Uma carta fictícia de uma professora para a deputada Tábata Amaral (PDT), após o seu voto na reforma da Previdência

Maria Joana da Silva*
Luiz Macedo / Câmara dos Deputados

Meu nome é Maria Joana, sou professora temporária, tenho um contrato precário de trabalho com uma escola pública de uma grande periferia desse país que tem um convenio com uma Organização Social (OS). Duas horas pra ir, duas horas pra voltar. De segunda a sexta, agora também aos sábados por conta da greve que fizemos por conta de salários atrasados…

Acompanho sem a devida dedicação por falta de tempo para me aprofundar, mas acompanhei de alguma forma os debates da reforma da previdência que o governo quer fazer, nossa escola parou na greve geral, fizemos uma roda de conversa com o pessoal do sindicato. São muitas informações a gente fica confusa…

Eu vi que você votou novamente a favor da reforma da aposentadoria, contrariando a orientação do seu próprio partido. Acompanho sua trajetória tem um tempo, fiz campanha pelas redes sociais, sempre admirando o seu trabalho. Sempre tive você como uma referencia política…

Eu escrevo essa carta no final de uma noite, cansada, e circula na minha cabeça a preocupação se terei o meu contrato de trabalho renovado no final do ano, com dois filhos para criar. Fico a procura de outras possibilidades de emprego, de projeto financeiro, as vezes uma angustia, mãe solteira. O tempo passando e a gente perdendo para o tempo… Não trabalha para viver… Mas vive somente para trabalhar…

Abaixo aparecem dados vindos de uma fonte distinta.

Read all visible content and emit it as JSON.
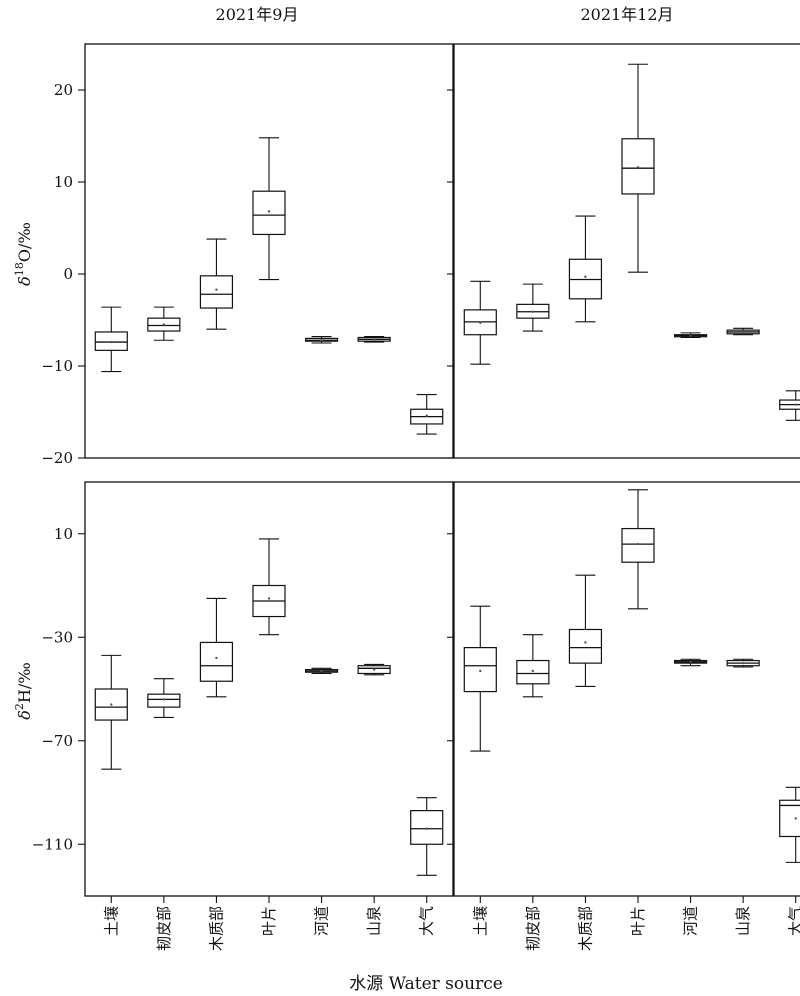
{
  "figure": {
    "xlabel": "水源 Water source",
    "column_titles": [
      "2021年9月",
      "2021年12月"
    ]
  },
  "chart_data": [
    {
      "type": "box",
      "title": "2021年9月",
      "ylabel": "δ18O/‰",
      "ylim": [
        -20,
        25
      ],
      "yticks": [
        20,
        10,
        0,
        -10,
        -20
      ],
      "ytick_labels": [
        "20",
        "10",
        "0",
        "−10",
        "−20"
      ],
      "categories": [
        "土壤",
        "韧皮部",
        "木质部",
        "叶片",
        "河道",
        "山泉",
        "大气"
      ],
      "boxes": [
        {
          "min": -10.6,
          "q1": -8.3,
          "median": -7.4,
          "q3": -6.3,
          "max": -3.6,
          "mean": -7.4
        },
        {
          "min": -7.2,
          "q1": -6.2,
          "median": -5.6,
          "q3": -4.8,
          "max": -3.6,
          "mean": -5.5
        },
        {
          "min": -6.0,
          "q1": -3.7,
          "median": -2.2,
          "q3": -0.2,
          "max": 3.8,
          "mean": -1.7
        },
        {
          "min": -0.6,
          "q1": 4.3,
          "median": 6.4,
          "q3": 9.0,
          "max": 14.8,
          "mean": 6.8
        },
        {
          "min": -7.5,
          "q1": -7.3,
          "median": -7.2,
          "q3": -7.0,
          "max": -6.8,
          "mean": -7.2
        },
        {
          "min": -7.4,
          "q1": -7.3,
          "median": -7.1,
          "q3": -6.9,
          "max": -6.8,
          "mean": -7.1
        },
        {
          "min": -17.4,
          "q1": -16.3,
          "median": -15.5,
          "q3": -14.7,
          "max": -13.1,
          "mean": -15.4
        }
      ]
    },
    {
      "type": "box",
      "title": "2021年12月",
      "ylabel": "δ18O/‰",
      "ylim": [
        -20,
        25
      ],
      "categories": [
        "土壤",
        "韧皮部",
        "木质部",
        "叶片",
        "河道",
        "山泉",
        "大气"
      ],
      "boxes": [
        {
          "min": -9.8,
          "q1": -6.6,
          "median": -5.2,
          "q3": -3.9,
          "max": -0.8,
          "mean": -5.3
        },
        {
          "min": -6.2,
          "q1": -4.8,
          "median": -4.1,
          "q3": -3.3,
          "max": -1.1,
          "mean": -4.1
        },
        {
          "min": -5.2,
          "q1": -2.7,
          "median": -0.6,
          "q3": 1.6,
          "max": 6.3,
          "mean": -0.3
        },
        {
          "min": 0.2,
          "q1": 8.7,
          "median": 11.5,
          "q3": 14.7,
          "max": 22.8,
          "mean": 11.6
        },
        {
          "min": -6.9,
          "q1": -6.8,
          "median": -6.7,
          "q3": -6.6,
          "max": -6.4,
          "mean": -6.7
        },
        {
          "min": -6.6,
          "q1": -6.5,
          "median": -6.3,
          "q3": -6.1,
          "max": -5.9,
          "mean": -6.3
        },
        {
          "min": -15.9,
          "q1": -14.7,
          "median": -14.2,
          "q3": -13.7,
          "max": -12.7,
          "mean": -14.2
        }
      ]
    },
    {
      "type": "box",
      "title": "2021年9月",
      "ylabel": "δ2H/‰",
      "ylim": [
        -130,
        30
      ],
      "yticks": [
        10,
        -30,
        -70,
        -110
      ],
      "ytick_labels": [
        "10",
        "−30",
        "−70",
        "−110"
      ],
      "categories": [
        "土壤",
        "韧皮部",
        "木质部",
        "叶片",
        "河道",
        "山泉",
        "大气"
      ],
      "boxes": [
        {
          "min": -81,
          "q1": -62,
          "median": -57,
          "q3": -50,
          "max": -37,
          "mean": -56
        },
        {
          "min": -61,
          "q1": -57,
          "median": -54,
          "q3": -52,
          "max": -46,
          "mean": -54
        },
        {
          "min": -53,
          "q1": -47,
          "median": -41,
          "q3": -32,
          "max": -15,
          "mean": -38
        },
        {
          "min": -29,
          "q1": -22,
          "median": -16,
          "q3": -10,
          "max": 8,
          "mean": -15
        },
        {
          "min": -44,
          "q1": -43.5,
          "median": -43,
          "q3": -42.5,
          "max": -42,
          "mean": -43
        },
        {
          "min": -44.5,
          "q1": -44,
          "median": -42,
          "q3": -41,
          "max": -40.5,
          "mean": -42.5
        },
        {
          "min": -122,
          "q1": -110,
          "median": -104,
          "q3": -97,
          "max": -92,
          "mean": -104
        }
      ]
    },
    {
      "type": "box",
      "title": "2021年12月",
      "ylabel": "δ2H/‰",
      "ylim": [
        -130,
        30
      ],
      "categories": [
        "土壤",
        "韧皮部",
        "木质部",
        "叶片",
        "河道",
        "山泉",
        "大气"
      ],
      "boxes": [
        {
          "min": -74,
          "q1": -51,
          "median": -41,
          "q3": -34,
          "max": -18,
          "mean": -43
        },
        {
          "min": -53,
          "q1": -48,
          "median": -44,
          "q3": -39,
          "max": -29,
          "mean": -43
        },
        {
          "min": -49,
          "q1": -40,
          "median": -34,
          "q3": -27,
          "max": -6,
          "mean": -32
        },
        {
          "min": -19,
          "q1": -1,
          "median": 6,
          "q3": 12,
          "max": 27,
          "mean": 6
        },
        {
          "min": -41,
          "q1": -40,
          "median": -39.5,
          "q3": -39,
          "max": -38.5,
          "mean": -39.5
        },
        {
          "min": -41.5,
          "q1": -41,
          "median": -40,
          "q3": -39,
          "max": -38.5,
          "mean": -40
        },
        {
          "min": -117,
          "q1": -107,
          "median": -95,
          "q3": -93,
          "max": -88,
          "mean": -100
        }
      ]
    }
  ]
}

Então, eu escrevo essa carta, mas como um desabafo, uma auto terapia, para tentar harmonizar meu sistema nervoso talvez. Vou publica-la nas redes. Vou fazer isso como alguém que atira uma carta dentro de uma garrafa no mar… Se tiver sorte, chegará ao conhecimento da deputada.

Pois bem, eu cheguei em casa agora, na TV a pauta da Reforma da Previdência, que foi votada em segundo turno nessa terça feira. Acabo de ver num site de noticias, sua declaração dizendo que “quem votou contra, não votou pensando nos mais pobres, mas votou pensando na eleição.”. Eu realmente fiquei chocada…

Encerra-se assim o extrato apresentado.